Ma, di grazia, quale è il vino che avete? Sì, ne avrete del vino, ed anche molto, ma confezionato con uve molteplici, non costituenti un tipo unico, senza gusto aggradevole, e sopratutto acerbo per mancanza di maturazione, per cui è difficile che si conservi oltre un anno.

E pretendereste forse far del commercio con questa specie di vini?

Ma voi stessi, o proprietari, per l’uso della vostra famiglia, non ne fate forse a parte una piccola quantità con le migliori uve che avete?

E con tutto questo, non riconoscete che il vino che vendete è di tale qualità che non trova consumatori che nelle osterie frequentate unicamente da braccianti ed operai? [p. 10 modifica]

Fate adunque le vigne in collina, in isterili ed adatti terreni libere dall’ombra di altre piante, confortate dai raggi del sole e dal riflesso benefico del suolo, se volete che le uve si maturino presto scegliendo le migliori qualità, con un unico tipo, e vedrete che nascerà subito, anche in voi, come altrove, il desiderio, anzi la necessità di confezionare con buone regole e precetti vini sceltissimi, da poter vincere la concorrenza di quelli di altri paesi, e che potrete porre in commercio, raddoppiando e triplicando ancora il prodotto dei vostri terreni.

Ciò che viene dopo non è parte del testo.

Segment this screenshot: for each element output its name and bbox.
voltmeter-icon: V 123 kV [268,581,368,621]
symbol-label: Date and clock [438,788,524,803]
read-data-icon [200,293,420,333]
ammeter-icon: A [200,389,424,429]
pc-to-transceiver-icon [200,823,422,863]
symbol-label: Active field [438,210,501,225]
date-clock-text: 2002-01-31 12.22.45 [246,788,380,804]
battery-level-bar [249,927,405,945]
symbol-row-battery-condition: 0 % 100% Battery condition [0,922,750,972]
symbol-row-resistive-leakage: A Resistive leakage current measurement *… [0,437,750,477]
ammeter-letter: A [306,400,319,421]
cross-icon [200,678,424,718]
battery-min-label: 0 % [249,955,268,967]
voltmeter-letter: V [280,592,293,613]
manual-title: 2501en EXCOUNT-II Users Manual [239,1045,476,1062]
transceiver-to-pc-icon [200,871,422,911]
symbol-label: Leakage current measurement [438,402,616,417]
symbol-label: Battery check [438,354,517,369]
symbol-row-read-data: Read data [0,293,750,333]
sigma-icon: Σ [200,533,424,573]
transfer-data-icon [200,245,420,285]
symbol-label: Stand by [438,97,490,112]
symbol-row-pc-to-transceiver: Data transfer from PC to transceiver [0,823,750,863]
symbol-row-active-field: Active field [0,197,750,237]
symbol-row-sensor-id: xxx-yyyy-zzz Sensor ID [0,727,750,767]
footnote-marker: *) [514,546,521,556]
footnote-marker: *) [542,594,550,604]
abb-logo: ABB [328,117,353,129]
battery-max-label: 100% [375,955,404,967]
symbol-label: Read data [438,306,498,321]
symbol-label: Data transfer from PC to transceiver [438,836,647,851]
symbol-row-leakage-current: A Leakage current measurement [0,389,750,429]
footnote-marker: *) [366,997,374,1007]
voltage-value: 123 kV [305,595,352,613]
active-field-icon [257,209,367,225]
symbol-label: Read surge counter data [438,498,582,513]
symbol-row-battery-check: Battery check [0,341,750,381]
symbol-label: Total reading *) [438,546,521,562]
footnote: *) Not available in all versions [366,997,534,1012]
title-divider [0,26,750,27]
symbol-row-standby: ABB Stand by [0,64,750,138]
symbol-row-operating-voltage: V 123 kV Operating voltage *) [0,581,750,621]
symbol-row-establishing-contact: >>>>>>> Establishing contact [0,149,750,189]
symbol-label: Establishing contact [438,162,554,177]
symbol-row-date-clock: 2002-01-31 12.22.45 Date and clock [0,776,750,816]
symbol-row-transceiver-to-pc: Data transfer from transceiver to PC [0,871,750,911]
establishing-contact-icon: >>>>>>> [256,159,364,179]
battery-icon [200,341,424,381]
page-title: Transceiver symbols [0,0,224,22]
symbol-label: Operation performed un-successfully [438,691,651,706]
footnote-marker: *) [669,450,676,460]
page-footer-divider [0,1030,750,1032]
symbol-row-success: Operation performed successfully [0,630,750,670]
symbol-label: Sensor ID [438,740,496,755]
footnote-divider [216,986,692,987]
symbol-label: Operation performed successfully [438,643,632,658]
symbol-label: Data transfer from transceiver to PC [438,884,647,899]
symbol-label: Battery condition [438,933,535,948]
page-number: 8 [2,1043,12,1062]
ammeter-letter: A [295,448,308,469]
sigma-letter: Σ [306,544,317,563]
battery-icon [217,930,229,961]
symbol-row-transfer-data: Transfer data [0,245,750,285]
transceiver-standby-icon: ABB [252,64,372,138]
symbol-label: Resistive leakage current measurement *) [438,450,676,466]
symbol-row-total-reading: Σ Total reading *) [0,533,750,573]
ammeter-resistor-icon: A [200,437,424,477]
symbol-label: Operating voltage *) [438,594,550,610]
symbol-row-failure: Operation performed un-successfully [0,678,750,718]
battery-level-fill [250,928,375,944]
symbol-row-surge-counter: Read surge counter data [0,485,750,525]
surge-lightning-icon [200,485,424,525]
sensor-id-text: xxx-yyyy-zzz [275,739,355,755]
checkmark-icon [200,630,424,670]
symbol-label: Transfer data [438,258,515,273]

Pergola (Marche), 26 ottobre 1876.

ASCANIO GINEVRI BLASI.



NOTA. — Mentre si redigeva il presente Manuale, fu dato all’autore esaminare nel Fanfulla i dati statistici della produzione del vino, dal medesimo dedotti dalla Relazione ufficiale del Ministero. La produzione media del vino del quinquennio ascende ad ettolitri 27,136,534. Le provincie che ne danno più sono: Palermo, Alessandria, Firenze, Trapani, Teramo, Torino, Bari, Catania e Venezia. Quelle che ne danno meno sono: Grosseto, Sondrio, Belluno. Se ne coltiva in Italia ettari 1,870,109. Si ha quindi la media per ettari di ettolitri 14,51. Per rapporto alla quantità della produzione, l’Italia sta al disotto della Francia, Austria-Ungheria e Spagna, e sta dietro ed anche a grandissima distanza nel rapporto del prodotto medio per ettari.

È male che il Ministero non abbia tenuto conto distinto del modo diverso in cui in Italia si coltivano le viti, poiché, come in genere si comprende, si sarebbe provato anche, con l’eloquente linguaggio delle cifre, che là dove fu conservato l'uso inveterato di tener basse le viti, come in Sicilia e nelle provincie meridionali, e dove con ammirabile attività è stato recentemente adottato un tal sistema, come in Piemonte, si ha il massimo prodotto, mentre negletto e vile è il raccolto, e pessima in generale è la qualità del vino ove si tiene la vite accoppiata ad altra pianta.